Plastic bags — the kind used to tote home a carton of milk and bag of potato chips — have become the “polar bear” for the anti-plastic crowd, symbolizing impending environmental doom. This is a self-righteous clique made up mostly on helpless liberal urbanites who wouldn’t survive a week without Uber and a Whole Foods nearby.
But wait, is this an accurate characterization? Is there really an “anti-plastic” crowd? Yes, I’m sure there is. Just as there is an “anti-environment” crowd.
Neither one of these polar ends offer a solution to the real problem: plastic is great stuff, useful in a vast swath of products. In fact, it’s fair to say that plastic is everywhere. And that’s the problem.

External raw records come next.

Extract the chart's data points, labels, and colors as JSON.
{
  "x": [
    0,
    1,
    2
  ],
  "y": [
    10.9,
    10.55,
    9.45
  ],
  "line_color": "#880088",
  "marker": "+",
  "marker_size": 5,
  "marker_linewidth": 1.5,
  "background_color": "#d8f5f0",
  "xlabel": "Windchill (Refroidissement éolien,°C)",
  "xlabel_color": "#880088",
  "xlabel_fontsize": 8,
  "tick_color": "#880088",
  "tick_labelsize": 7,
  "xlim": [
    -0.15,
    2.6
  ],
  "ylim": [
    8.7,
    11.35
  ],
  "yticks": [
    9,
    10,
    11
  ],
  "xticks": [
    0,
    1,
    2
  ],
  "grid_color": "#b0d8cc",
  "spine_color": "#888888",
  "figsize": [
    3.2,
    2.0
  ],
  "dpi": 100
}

The first synthetic plastic material, Bakalite, or, if you prefer, polyoxybenzylmethylenglycolanhydride, came into commercial use in the early 20th century. But it wasn’t until the 1950s that plastic production really got going.
A world without plastic?
A study published by a team of researchers from the University of California, Santa Barbara, the University of Georgia, and the Woods Hole Oceanographic Institution estimates more than 9 billion tons of plastic has been produced since the end of WWII. Lot’s of great stuff! Most of it now sitting piled in a landfill or washing into every ocean basin on the planet.
The researchers estimate that of all that plastic produced, only 30 percent is still in use. Half of the 9 billion tons of plastic produced in the past 70 years was manufactured in the past 13 years. It’s a plastic paradise. Look around you. Is there anything within sight that doesn’t contain at least some plastic? Maybe, but not much. You’re probably wearing plastic.
And why not? Who wants to live in a world without plastic? Not me.
On the other hand, who wants to live in a world clogged with plastic, with landfills brimming and oceans fouled by an unending stream of plastic waste? Not me.
Ah, and there is the rub. The very thing that makes plastic so indispensable in our daily lives threatens to choke the life out of the planet.
From the report:
The growth of plastics production in the past 65 years has substantially outpaced any other manufactured material. The same properties that make plastics so versatile in innumerable applications — durability and resistance to degradation — make these materials difficult or impossible for nature to assimilate.
Thus, without a well-designed and tailor-made management strategy for end-of-life plastics, humans are conducting a singular uncontrolled experiment on a global scale, in which billions of metric tons of material will accumulate across all major terrestrial and aquatic ecosystems on the planet.
Tree-hugger or good ‘ol boy, it is a conundrum I suggest we take seriously.